Wickremesinghe sworn in as PM of crisis-hit Sri Lanka

dpa
Colombo
Sri Lankan President Gotabaya Rajapaksa swore in a new prime minister on Thursday in a bid to end the political turmoil and street violence wracking the South Asian nation.
Ranil Wickremesinghe, 73, a former prime minister and a veteran politician now with the opposition, was picked for the post three days after former premier Mahinda Rajapaksa, the elder brother of the president, quit.
After weeks of mostly peaceful protests, Sri Lanka has been rocked this week by clashes between anti-government protesters and ruling party supporters, with residences and vehicles of lawmakers also attacked.
The political trouble comes amid a severe economic hardship and shortages of fuel, food and medicine.
“My main aim is to resolve the economic crisis in the country and see that the people have their food,” Wickremesinghe said after the swearing-in ceremony.

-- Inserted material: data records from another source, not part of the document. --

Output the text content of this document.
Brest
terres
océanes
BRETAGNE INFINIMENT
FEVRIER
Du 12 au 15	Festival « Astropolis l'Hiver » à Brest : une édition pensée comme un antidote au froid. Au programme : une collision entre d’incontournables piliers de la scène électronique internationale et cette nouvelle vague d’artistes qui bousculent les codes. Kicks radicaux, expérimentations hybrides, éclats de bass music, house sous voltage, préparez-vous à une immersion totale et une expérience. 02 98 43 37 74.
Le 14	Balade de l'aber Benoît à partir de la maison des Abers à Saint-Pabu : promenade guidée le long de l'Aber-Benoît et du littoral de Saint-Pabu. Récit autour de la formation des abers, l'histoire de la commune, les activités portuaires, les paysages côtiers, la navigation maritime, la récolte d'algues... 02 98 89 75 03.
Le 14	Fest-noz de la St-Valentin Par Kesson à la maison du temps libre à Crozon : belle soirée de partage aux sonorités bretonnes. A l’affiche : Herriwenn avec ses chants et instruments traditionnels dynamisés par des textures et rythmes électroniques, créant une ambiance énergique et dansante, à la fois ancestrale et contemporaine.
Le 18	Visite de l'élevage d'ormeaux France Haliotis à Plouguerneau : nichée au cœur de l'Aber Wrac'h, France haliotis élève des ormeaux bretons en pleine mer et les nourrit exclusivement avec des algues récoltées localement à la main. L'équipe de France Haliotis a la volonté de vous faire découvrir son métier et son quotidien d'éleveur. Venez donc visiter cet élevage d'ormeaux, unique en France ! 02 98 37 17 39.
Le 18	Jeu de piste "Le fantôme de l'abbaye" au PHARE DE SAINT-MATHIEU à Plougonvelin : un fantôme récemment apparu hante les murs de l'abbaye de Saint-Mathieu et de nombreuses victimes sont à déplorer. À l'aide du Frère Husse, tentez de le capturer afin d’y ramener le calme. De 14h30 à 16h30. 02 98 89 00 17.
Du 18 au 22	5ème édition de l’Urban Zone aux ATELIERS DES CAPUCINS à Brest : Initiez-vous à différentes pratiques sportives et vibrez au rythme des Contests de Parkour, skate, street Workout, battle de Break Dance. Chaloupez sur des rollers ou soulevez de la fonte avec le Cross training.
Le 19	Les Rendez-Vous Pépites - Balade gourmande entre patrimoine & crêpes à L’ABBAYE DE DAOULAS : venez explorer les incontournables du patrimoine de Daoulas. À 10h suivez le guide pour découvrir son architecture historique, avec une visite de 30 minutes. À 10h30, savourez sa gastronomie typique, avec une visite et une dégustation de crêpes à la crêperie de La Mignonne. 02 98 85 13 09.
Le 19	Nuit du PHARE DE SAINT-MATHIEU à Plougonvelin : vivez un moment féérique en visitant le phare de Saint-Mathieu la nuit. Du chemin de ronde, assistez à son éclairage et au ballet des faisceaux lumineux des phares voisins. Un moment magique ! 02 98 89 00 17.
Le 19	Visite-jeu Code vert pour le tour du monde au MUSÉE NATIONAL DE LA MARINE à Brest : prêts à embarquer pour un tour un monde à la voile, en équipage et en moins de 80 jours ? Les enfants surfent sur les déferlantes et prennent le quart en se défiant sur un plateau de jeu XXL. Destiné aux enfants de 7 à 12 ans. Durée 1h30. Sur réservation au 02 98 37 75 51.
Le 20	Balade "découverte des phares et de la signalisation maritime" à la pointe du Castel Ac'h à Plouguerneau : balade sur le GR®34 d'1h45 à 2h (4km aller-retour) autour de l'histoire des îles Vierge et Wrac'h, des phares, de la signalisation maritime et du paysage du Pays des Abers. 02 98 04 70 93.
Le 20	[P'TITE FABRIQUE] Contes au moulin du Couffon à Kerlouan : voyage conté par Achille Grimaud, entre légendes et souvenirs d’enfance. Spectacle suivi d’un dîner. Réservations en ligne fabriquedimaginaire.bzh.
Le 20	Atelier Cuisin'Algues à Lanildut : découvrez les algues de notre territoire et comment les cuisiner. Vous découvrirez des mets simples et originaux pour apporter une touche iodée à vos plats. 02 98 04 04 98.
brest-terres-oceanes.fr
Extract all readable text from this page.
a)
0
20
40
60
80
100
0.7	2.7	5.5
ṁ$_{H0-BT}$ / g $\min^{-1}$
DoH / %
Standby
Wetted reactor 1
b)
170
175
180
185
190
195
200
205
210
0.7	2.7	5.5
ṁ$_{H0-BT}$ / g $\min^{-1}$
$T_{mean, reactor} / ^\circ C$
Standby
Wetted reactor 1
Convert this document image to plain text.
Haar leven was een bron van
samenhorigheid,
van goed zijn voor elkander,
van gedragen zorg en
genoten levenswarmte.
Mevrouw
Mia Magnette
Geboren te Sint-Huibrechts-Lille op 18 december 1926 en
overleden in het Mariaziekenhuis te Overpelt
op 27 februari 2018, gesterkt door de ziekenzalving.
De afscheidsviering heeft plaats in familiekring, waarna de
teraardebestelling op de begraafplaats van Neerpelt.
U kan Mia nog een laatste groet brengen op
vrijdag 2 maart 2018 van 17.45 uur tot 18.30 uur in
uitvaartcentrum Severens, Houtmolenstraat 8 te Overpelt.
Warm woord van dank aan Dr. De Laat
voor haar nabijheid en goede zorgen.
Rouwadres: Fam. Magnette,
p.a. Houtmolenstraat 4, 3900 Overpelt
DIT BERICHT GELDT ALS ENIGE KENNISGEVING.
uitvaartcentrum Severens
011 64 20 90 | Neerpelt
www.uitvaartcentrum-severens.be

Wickremsinghe’s appointment drew protests from opposition parties on the grounds that his United National Party holds just one seat in Parliament.
But President Rajapaksa’s ruling SLPP has decided to extend its support to Wickremesinghe. Constitutionally a majority of 113 seats are required to maintain a government in the 225-seat Parliament.
Initially, the position of prime minister was offered to the main opposition in Parliament, but they called for the president to also quit his post. The demand was rebuffed.
Wickremesinghe is the leader of the United National Party, which ruled the country for 38 of the 74 years since gaining independence in 1948.
However, due to a split in the party in 2020 a majority of the members broke away and then contested the parliamentary elections.
They are the Samagi Jana Balawegyaya (SJB) and are the main opposition in Parliament.   Wickremesinghe served as prime minister on four previous occasions, dating back to 1993.
His immediate challenges include ending the long fuel and gas queues and providing relief to those suffering from the island’s unprecedented economic crisis.